En attendant, la Chatte Culottée avait sonné chez l'Ogresse qui s'apprêtait à prendre un nutritionniste pour le goûter.

« Bonjour, dit la féline rusée, je viens de la part de l'Agence Matrimoniale des Contes de Fées et vous avez le profil qui convient le plus parfaitement à l'Ogre : grande, bien baraquée, régime alimentaire anthropophage, riche et surtout, célibataire ! »

À ces mots, l'Ogresse ne se sentit plus de joie. L'Ogre la demanda en mariage et ils eurent une magnifique lune de miel à Hawaï, avant d'aller vivre dans le château de l'Ogre, en plein milieu d'une forêt ténébreuse où l’on avait coutume d'égarer les enfants dont on ne voulait plus.

Quand la Reine, son fils et la Marquise arrivèrent au Palais de l'Ogresse, la Chatte leur en fit les honneurs. Le nutritionniste, que l'arrivée de la Chatte avait sauvé du funeste sort d'être mangé par l'Ogresse, se proposa à la Reine, qui ravie, l'engagea. Par ailleurs, après avoir décidé que la Marquise était bien pourvue – bien qu'il semblât qu'elle nourrît un amour quelque peu immodéré pour les chats (en effet, par tous les champs où était passé le carrosse royal, des dizaines de chats reposaient, surveillant les paysans sans en avoir l'air, afin que ceux-ci affirment bien appartenir à la Marquise de Sa Barac) – la Reine décida le mariage de son fils et de la jeune fille.

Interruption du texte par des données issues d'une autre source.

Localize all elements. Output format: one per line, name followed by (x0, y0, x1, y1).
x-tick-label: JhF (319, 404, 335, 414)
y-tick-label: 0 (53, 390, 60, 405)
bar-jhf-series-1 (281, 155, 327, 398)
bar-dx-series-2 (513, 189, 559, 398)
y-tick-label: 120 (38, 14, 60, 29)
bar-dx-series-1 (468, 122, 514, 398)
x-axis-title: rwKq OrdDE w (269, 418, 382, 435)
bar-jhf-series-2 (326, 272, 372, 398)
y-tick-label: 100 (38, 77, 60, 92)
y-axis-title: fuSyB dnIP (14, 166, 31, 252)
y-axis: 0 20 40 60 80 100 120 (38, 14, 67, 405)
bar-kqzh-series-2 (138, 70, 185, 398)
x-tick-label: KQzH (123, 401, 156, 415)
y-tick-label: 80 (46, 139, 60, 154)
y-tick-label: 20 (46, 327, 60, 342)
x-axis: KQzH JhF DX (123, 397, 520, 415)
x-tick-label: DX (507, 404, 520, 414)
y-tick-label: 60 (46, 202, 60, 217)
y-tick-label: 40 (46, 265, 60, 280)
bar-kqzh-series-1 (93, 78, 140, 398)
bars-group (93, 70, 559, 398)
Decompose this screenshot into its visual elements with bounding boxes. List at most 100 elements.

Ils se marièrent, eurent deux enfants, et il ne fut pas rare de voir la Princesse partir à la chasse pendant que le Prince cousait au coin du feu. Ils finirent par divorcer : le Prince comprit en effet un beau jour qu'il n’était pas né dans le bon corps et alla demander son aide à la Bonne Fée, avant de devenir la secrétaire d'un richissime milliardaire. Elle abandonna le royaume à son ex-épouse, qui le gérait beaucoup mieux qu’elle (elle n'aimait pas aller joyeusement massacrer des bandits, alors que la Marquise affectionnait tout particulièrement ce genre d'amusement).

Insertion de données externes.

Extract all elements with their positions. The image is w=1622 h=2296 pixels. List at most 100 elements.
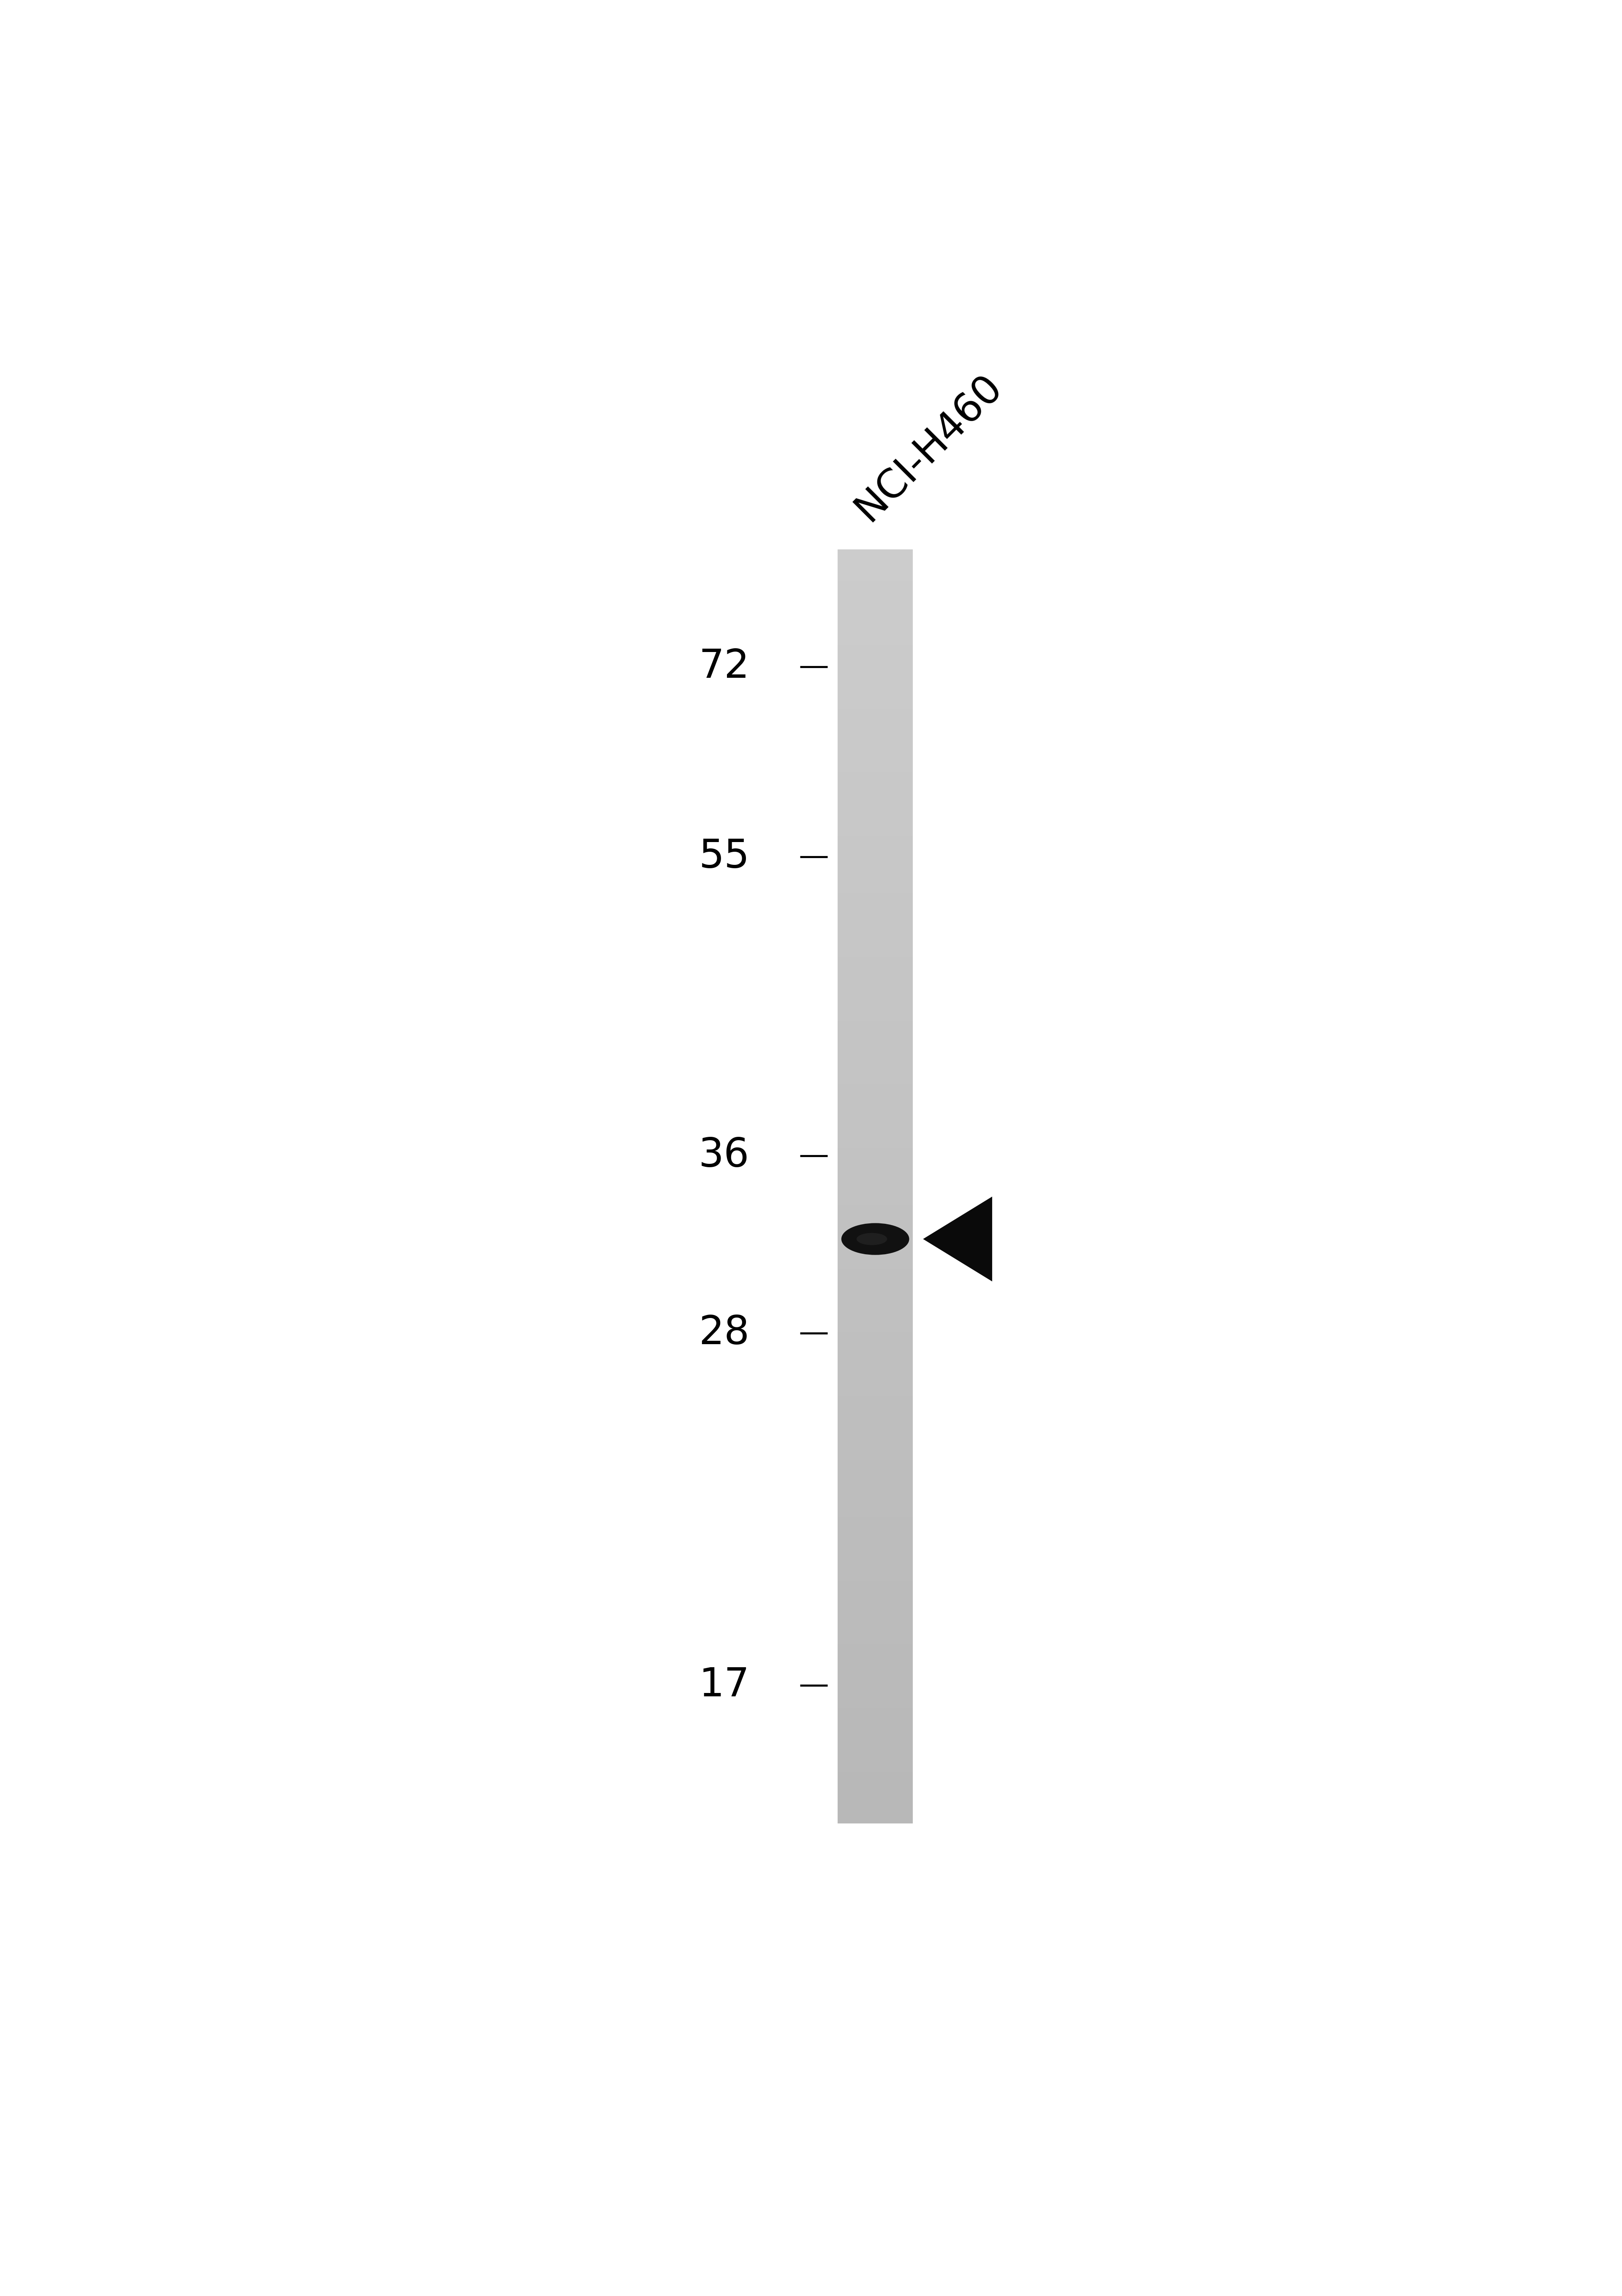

Quant à la Chatte Culottée, elle fut traitée avec tous les égards au Palais et ne devint jamais un manchon. Elle se découvrit par ailleurs d'excellentes qualités d'entremetteuse et de créatrice de lingerie. Elle fonda donc une Agence Matrimoniale (dont la première réussite fut le mariage de la Reine et du nutritionniste) et une ligne de sous-vêtements féminins, à son propre nom et effigie. Je vous conseille tout particulièrement la guêpière tigrée, à bordure de fausse fourrure, griffée Chatte Culottée : elle fait miauler en ce moment, et on ne feule pas là-dessus.

La Fée Lée qui passait par là, après avoir sauvé la vie d'une Belle narcotique, s'en alla voir ce qu'il était advenu du Conte. Les Fée Line et Fée Mur la complimentèrent sur son œuvre, et elles s'en allèrent, pauvres fées solitaires, très très loin de chez elles (forcément, le Royaume des Fées est par-delà les Sept Mers, les Sept Royaumes et les Sept Montagnes, vous jetez un coup d’œil chez les Contes Russes et puis c'est la deuxième à gauche).

Quant à Perrault, il avala une mouche dans son sommeil.